Bem vindos ao quinto dos infernos!

Com certeza muitos dos que agora tomaram um pouco de seu tempo para ler estas linhas – eram tempo que eu não escrevia um novo post! – em algum momento da vida, em uma situação de raiva, mandaram alguém pro quinto dos infernos. Ou, se não mandou, pode mandar, pois sempre há tempo!

Hoje, num momento de tranquilidade e calma, me pus a pensar a origem desta expressão. Meu primeiro impulso foi pesquisar na internet. E foi o que fiz, E logo encontrei uma explicação, Melhor dizendo, uma mesma explicação em muitas páginas que repetiam uma a outra, A explicação era a de que no tempo do Brasil colônia o governo português, para pagar suas dívidas com a Inglaterra, instituiu o imposto do quinto sobre o ouro. Ou seja, 20% de todo o ouro levado da colônia para o Reino, acabava nas mãos da Coroa que o repassava para os ingleses. A medida era vista como infernal pelos mineradores e pelos comerciantes de ouro. Daí o “quinto dos infernos”.

Até aí tudo bem. Tem fundamento histórico. Mas porque “mandar” alguém para o quinto dos infernos? Isso faz parte da expressão e não encontra explicação na historieta dos 20%. Algumas páginas tentam encontrar um nexo dizendo que o navio que vinha buscar o quinto no Brasil era o mesmo que para cá trazia os condenados em Portugal ao degredo perpétuo nestas terras tropicais. A explicação é interessante. Mas não se sustenta. Pois o quinto era descontado em Portugal no hora da fundição do ouro que não era permitida no Brasil.

A inconsistência das explicações me fez voltar à minha primeira hipótese. A de que mandar alguém pro quinto dos infernos não tem nada a ver com o quinto do ouro. Sua origem estaria na Divina Comédia de Dante Alighieri. O escritor florentino descreve o inferno em nove círculos concêntricos. Em cada um deles há um tipo de castigo que corresponde ao pecado cometido durante a vida.

No quinto dos infernos de Dante, estão os que cometeram o pecado da ira e do rancor.
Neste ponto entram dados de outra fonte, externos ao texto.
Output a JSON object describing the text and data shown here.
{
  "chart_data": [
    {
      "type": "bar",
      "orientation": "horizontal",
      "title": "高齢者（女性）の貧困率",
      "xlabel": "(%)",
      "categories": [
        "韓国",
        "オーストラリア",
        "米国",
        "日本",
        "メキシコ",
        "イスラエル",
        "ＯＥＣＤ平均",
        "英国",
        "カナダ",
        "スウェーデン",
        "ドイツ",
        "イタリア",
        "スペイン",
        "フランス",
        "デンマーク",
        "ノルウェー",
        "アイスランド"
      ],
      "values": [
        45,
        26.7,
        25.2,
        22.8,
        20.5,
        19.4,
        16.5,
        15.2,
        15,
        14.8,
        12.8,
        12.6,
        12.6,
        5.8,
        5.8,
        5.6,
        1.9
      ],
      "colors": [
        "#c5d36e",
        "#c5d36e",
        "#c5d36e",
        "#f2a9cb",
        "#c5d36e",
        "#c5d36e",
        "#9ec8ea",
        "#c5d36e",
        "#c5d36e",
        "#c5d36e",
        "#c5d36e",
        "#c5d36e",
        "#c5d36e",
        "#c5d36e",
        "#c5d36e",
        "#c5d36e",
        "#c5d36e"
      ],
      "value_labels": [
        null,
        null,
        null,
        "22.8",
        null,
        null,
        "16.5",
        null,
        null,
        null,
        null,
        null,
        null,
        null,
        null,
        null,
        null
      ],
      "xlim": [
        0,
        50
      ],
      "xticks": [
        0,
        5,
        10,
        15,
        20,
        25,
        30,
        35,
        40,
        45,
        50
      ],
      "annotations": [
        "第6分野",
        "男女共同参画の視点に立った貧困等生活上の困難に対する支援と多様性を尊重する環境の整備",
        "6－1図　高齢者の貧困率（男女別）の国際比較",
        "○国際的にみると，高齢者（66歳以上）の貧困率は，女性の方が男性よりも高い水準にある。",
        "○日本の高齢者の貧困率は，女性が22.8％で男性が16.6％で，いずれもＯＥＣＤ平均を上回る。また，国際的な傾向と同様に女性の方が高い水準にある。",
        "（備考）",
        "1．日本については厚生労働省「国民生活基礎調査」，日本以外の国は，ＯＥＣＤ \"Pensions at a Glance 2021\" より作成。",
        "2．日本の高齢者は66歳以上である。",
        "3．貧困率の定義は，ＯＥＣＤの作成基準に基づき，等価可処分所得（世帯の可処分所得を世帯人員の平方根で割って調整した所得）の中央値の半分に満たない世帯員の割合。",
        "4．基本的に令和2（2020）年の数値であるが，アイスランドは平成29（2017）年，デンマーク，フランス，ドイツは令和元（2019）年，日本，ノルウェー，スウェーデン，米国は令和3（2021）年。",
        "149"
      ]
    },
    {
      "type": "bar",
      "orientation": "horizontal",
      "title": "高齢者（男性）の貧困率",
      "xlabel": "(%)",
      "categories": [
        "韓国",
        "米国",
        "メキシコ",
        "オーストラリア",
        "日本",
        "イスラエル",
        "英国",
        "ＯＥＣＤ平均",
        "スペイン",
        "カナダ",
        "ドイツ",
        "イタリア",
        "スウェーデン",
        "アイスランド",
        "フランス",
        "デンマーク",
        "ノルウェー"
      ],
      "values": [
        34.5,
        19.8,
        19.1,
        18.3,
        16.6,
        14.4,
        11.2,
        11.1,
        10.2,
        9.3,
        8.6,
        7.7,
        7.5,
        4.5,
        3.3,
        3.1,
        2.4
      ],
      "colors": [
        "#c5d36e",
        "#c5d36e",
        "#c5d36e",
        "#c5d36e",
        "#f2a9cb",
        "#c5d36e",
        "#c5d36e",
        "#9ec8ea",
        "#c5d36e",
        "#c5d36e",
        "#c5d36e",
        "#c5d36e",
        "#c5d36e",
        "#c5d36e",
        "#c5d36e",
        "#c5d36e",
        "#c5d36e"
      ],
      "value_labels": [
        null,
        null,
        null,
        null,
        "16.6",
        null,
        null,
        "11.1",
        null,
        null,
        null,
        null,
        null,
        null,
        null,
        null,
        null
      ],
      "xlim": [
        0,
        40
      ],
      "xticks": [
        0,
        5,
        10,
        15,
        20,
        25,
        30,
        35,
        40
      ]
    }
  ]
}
Eles jazem eternamente num lago formado pelas torrentes do Rio Estige compostas por uma mescla de água e sangue fervente. Os que cometeram o pecado da ira permanecem na superfície digladiando-se mutuamente numa luta à morte sem que um consiga derrotar o outro. É uma guerra sem fim onde o castigo consiste em não morrer e ser obrigado a continuar lutando com a certeza de nunca poder derrotar o outro.
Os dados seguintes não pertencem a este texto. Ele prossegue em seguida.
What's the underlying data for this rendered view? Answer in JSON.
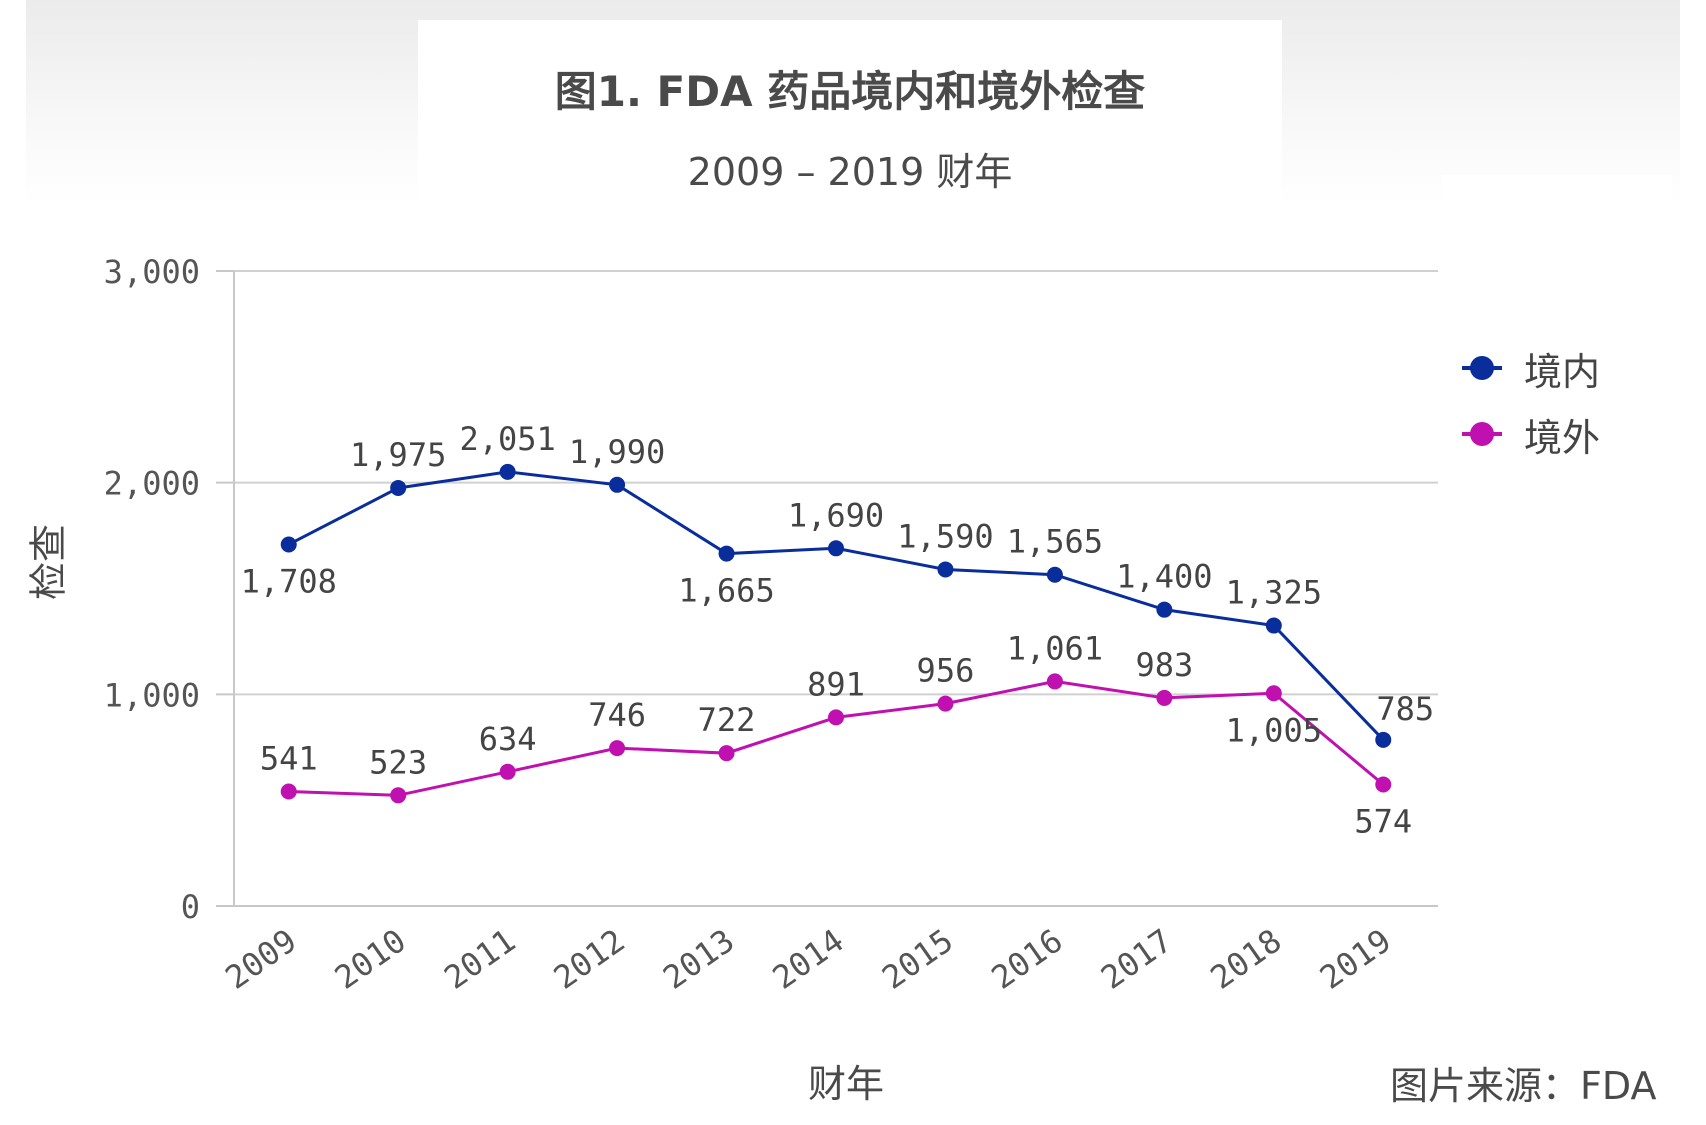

No fundo do lago, sem poder vir à superfície, jazem os rancorosos que, removendo o lodo do fundo do lago, fazem subir bolhas que são vistas na superfície e alimentam a ira dos que aí se digladiam no temor de ter que afrontar novos inimigos. O rancor alimenta a ira que leva à autodestruição que inferniza – literalmente! – a vida dos demais.

Uma cena que hoje chamamos apropriadamente de “dantesca” e que descrevia o modo como o escritor florentina considerava as disputas políticas de sua cidade, de Roma e do poder papal e da Europa como um todo.

A Divina Comédia, onde está inserido o quinto dos infernos, tornou-se um clássico não só por ter utilizado o vernáculo como forma de expressão literária. É um clássico porque, Dante, a partir de uma situação concreta do início do séc. XIV, conseguiu descrever uma condição humana universal e suas consequências para aqueles que não a reconhecem e não buscam um caminho de humanidade melhor.

Infelizmente, se Dante vivesse hoje, talvez sua descrição da condição dos irados e rancorosos depois da morte não mudaria muito. Pior! Talvez ele situasse o inferno para antes da travessia do Aqueronte. As torrentes ferventes de água e sangue já estão a invadir nosso planeta. E os primeiros a se afogarem nelas são os que semearam a ira e fizeram do rancor um instrumento de poder político.

O triste é que, muitos que não tem nada a ver com isso, estão fornecendo a água e o sangue para que o Estige continue a correr. Nessas horas, gostaríamos que, no quinto dos infernos, os que se digladiam na superfície alcançassem o objetivo da própria morte e os que chafurdam na lama do fundo perecessem definitivamente. Dantesco, sim, mas seria um modo trágico de acabar com a dor e sofrimento de muitos inocentes.